Hello les Makers, j’espère que vous allez bien !
Quand on repense aux loisirs créatifs des années 2000, il y a quelque chose qu’on oublie parfois : le DIY était beaucoup plus local, beaucoup plus fermé… et honnêtement beaucoup plus difficile d’accès.
Les inspirations venaient principalement des magazines papier, des émissions télé, des salons créatifs ou de quelques blogs spécialisés qu’on découvrait un peu par hasard. Chaque pays avait aussi ses propres codes visuels, ses tendances, ses techniques et ses références. Le scrapbooking américain restait très américain. Le craft japonais semblait presque inaccessible. Les tendances coréennes arrivaient rarement jusqu’à nous. Et certaines pratiques ultra créatives mettaient parfois des années avant de traverser les frontières.
Puis les années 2010 sont arrivées.
Et les réseaux sociaux ont littéralement explosé les murs de l’univers créatif.
Aujourd’hui, cela paraît presque normal d’avoir dans le même feed Instagram une céramiste danoise, une illustratrice coréenne, un studio de tufting berlinois, une créatrice textile japonaise et une artiste américaine. Mais à l’époque, c’était une révolution culturelle immense.
Car les réseaux sociaux n’ont pas seulement changé la manière dont on partage le DIY.
Ils ont complètement transformé notre manière de créer.
Pinterest a également joué un rôle énorme dans cette transformation. Pour la première fois, on pouvait accéder instantanément à des milliers d’images venues du monde entier. Les inspirations ne dépendaient plus des magazines créatifs disponibles en magasin. On découvrait des palettes de couleurs américaines, des intérieurs scandinaves, des DIY japonais ultra minimalistes, des univers coréens pastel ou encore des ateliers d’artistes new-yorkais.
Et honnêtement, cela a complètement changé l’esthétique des loisirs créatifs : les années 2010 ont vu apparaître une immense hybridation visuelle.
Et puis il y a eu YouTube.
Avant cela, apprendre une technique demandait souvent un livre spécialisé, un atelier physique ou énormément d’essais-erreurs. Soudainement, n’importe qui pouvait apprendre la broderie, la couture, le crochet, la résine, le macramé ou même la fabrication de meubles directement depuis chez soi grâce à des créateurs du monde entier.
C’est probablement l’un des plus grands bouleversements des années 2010 : l’accès au savoir créatif est devenu mondial.
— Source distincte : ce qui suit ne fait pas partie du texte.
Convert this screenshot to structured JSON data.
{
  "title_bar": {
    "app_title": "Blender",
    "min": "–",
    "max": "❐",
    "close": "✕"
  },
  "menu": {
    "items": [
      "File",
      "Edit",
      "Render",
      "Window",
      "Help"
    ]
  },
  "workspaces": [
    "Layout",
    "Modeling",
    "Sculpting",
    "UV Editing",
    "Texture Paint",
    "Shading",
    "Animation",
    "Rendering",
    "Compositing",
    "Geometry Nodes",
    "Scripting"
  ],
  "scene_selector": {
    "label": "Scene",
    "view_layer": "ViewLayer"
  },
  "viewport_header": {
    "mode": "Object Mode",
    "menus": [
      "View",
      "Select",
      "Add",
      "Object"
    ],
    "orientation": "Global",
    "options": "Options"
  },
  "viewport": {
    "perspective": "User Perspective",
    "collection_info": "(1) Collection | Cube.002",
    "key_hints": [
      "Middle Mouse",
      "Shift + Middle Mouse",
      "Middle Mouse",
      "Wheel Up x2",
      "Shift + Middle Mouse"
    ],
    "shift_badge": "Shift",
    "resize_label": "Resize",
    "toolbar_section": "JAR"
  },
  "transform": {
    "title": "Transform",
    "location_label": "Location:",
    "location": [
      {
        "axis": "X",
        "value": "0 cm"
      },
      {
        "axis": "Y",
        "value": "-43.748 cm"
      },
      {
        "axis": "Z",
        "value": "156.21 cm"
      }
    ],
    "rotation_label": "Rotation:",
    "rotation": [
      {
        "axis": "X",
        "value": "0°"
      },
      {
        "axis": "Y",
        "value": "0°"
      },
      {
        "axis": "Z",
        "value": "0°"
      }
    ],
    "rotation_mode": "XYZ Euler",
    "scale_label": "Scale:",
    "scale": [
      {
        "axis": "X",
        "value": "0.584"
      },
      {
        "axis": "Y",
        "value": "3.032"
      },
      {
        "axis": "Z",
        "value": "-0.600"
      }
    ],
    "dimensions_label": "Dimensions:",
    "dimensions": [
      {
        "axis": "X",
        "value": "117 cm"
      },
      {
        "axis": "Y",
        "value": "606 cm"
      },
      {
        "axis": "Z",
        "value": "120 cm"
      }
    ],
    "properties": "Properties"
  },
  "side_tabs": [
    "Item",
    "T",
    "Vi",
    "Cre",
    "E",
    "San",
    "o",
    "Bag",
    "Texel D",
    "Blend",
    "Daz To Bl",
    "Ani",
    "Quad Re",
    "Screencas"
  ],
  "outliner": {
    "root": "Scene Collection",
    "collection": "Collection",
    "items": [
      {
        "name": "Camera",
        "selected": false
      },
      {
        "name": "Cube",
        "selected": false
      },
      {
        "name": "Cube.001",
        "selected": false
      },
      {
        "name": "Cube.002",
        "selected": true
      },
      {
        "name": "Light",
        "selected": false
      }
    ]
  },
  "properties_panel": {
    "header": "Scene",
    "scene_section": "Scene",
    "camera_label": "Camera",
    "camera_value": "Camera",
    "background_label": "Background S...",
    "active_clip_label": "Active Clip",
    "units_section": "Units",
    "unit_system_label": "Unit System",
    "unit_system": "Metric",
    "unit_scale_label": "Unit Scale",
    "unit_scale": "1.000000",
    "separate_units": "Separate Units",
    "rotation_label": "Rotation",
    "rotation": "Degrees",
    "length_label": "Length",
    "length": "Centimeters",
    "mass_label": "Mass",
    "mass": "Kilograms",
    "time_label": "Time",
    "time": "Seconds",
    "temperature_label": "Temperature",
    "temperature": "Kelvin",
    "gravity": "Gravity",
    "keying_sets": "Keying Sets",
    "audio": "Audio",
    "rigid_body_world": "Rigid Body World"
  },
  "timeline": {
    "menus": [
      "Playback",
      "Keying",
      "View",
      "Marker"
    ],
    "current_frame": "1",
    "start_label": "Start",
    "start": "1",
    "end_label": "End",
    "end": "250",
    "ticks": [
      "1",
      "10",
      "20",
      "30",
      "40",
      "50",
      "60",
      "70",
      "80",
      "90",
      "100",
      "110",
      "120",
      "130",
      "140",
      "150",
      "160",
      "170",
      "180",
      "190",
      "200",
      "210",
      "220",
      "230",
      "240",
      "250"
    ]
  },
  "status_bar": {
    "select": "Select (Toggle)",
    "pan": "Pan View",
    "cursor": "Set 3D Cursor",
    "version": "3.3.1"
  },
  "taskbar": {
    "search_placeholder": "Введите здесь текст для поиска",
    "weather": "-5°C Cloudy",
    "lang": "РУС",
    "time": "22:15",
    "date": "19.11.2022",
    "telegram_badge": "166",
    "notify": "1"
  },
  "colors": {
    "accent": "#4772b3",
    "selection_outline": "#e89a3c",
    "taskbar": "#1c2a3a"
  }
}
Des techniques qui semblaient réservées à certains pays ou à certains milieux sont devenues accessibles à tous. Le crochet est redevenu tendance grâce aux créatrices américaines et australiennes. Le journaling s’est démocratisé avec les créateurs asiatiques. Le tufting est arrivé massivement via TikTok et Instagram. Même la manière de filmer les gestes créatifs a créé de nouveaux standards visuels.
Car les réseaux sociaux ont aussi transformé le DIY en contenu.
Créer ne servait plus seulement à fabriquer un objet : cela devenait aussi une manière de raconter un univers, construire une identité visuelle, documenter son quotidien ou partager une ambiance. Les ateliers sont devenus plus photogéniques. Les créations plus mises en scène. Les bureaux créatifs se sont transformés en décors.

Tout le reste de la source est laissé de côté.